ANKARA — Most Turkish programs in recent years have gone with the priority tag of “indigenous.”

Yet all of the indigenous programs, whether naval, ground or air, lacked an indigenous engine. Turkey is now trying to earn the technology to build one.

“Locally developed engines inevitably will be an important part of Turkish procurement strategy in the years ahead,” one senior procurement official said. “The idea is to buy know-how [from foreign firms] and localize it over the course of time. We aim at 100 percent Turkish engines for future platforms of all sorts.”

Another procurement official specializing in engine programs said a recent study found that Turkey could earn fully indigenous engine technology in the next five to 10 years if it fully implements a proposed roadmap.

“Perhaps we should have launched this effort years ago. Better late than never,” the official said. “Each day without a solid national engine program would expose indigenous platform programs to the risk of further delays.”

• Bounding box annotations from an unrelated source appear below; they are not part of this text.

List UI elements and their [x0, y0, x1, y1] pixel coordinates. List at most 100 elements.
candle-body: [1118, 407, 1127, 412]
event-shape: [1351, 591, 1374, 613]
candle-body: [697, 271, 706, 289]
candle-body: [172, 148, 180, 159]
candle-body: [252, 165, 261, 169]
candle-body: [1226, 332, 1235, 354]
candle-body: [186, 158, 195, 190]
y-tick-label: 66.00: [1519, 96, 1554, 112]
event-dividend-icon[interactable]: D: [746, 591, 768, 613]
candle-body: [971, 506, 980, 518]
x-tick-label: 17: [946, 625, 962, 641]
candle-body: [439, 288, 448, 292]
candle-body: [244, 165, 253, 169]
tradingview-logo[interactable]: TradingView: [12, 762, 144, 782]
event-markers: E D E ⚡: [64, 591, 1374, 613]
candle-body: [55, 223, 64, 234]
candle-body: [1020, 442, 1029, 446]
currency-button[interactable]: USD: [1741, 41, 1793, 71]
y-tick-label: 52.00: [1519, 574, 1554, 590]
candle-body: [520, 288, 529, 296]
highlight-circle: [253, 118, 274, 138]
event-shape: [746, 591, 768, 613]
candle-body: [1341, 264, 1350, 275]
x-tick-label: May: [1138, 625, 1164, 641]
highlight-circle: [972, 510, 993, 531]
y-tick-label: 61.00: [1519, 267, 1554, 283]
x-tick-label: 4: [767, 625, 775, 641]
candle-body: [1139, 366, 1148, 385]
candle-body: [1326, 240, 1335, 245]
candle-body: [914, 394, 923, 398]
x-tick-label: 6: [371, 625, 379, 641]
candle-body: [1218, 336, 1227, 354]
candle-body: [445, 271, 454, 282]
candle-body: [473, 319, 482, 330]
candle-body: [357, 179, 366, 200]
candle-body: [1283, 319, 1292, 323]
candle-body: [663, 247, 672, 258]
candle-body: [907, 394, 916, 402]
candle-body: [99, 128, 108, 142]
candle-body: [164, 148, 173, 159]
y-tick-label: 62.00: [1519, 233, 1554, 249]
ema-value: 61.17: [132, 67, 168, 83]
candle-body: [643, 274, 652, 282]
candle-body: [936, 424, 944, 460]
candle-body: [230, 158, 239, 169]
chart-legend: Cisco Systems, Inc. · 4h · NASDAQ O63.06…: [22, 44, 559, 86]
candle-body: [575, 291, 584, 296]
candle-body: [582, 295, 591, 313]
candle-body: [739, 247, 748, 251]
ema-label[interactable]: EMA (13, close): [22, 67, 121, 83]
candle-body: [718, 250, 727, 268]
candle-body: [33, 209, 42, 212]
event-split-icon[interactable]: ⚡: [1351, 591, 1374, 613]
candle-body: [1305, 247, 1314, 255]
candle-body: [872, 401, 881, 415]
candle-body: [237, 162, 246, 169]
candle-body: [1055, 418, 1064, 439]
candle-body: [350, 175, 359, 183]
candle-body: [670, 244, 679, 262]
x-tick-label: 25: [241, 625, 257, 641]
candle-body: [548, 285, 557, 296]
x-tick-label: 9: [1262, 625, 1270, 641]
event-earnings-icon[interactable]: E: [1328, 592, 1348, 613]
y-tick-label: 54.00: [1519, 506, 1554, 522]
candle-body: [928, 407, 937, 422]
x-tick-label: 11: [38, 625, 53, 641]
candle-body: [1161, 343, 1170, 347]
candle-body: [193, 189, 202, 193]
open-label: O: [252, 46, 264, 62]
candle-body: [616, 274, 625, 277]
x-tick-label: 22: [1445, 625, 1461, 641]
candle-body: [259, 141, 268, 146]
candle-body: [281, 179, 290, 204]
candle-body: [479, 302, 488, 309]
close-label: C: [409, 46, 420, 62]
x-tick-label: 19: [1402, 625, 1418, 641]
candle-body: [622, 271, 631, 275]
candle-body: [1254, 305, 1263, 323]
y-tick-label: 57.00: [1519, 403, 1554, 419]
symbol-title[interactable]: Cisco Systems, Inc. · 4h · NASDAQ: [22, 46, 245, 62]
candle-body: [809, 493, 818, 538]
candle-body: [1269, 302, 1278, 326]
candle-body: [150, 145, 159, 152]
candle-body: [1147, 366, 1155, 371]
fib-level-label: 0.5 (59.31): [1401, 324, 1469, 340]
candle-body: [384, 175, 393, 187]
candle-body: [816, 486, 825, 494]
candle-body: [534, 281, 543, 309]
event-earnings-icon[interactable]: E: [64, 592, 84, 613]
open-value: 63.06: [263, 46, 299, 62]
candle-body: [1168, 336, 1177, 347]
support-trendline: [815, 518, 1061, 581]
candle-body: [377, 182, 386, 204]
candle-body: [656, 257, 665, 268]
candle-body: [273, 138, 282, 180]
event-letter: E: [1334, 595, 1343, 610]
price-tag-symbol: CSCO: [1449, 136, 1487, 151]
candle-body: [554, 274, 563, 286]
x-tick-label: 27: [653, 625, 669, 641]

Parallel efforts by one state-controlled and two privately owned companies to build indigenous engines are underway.

Tusas Turkish Engine Industries (TEI), a government-controlled engine maker, has devised a 20-year roadmap for the design, development and manufacture of a local aircraft engine, company officials said. TEI hopes its indigenous engine will power the TF-X, the indigenous Turkish fighter jet to be developed.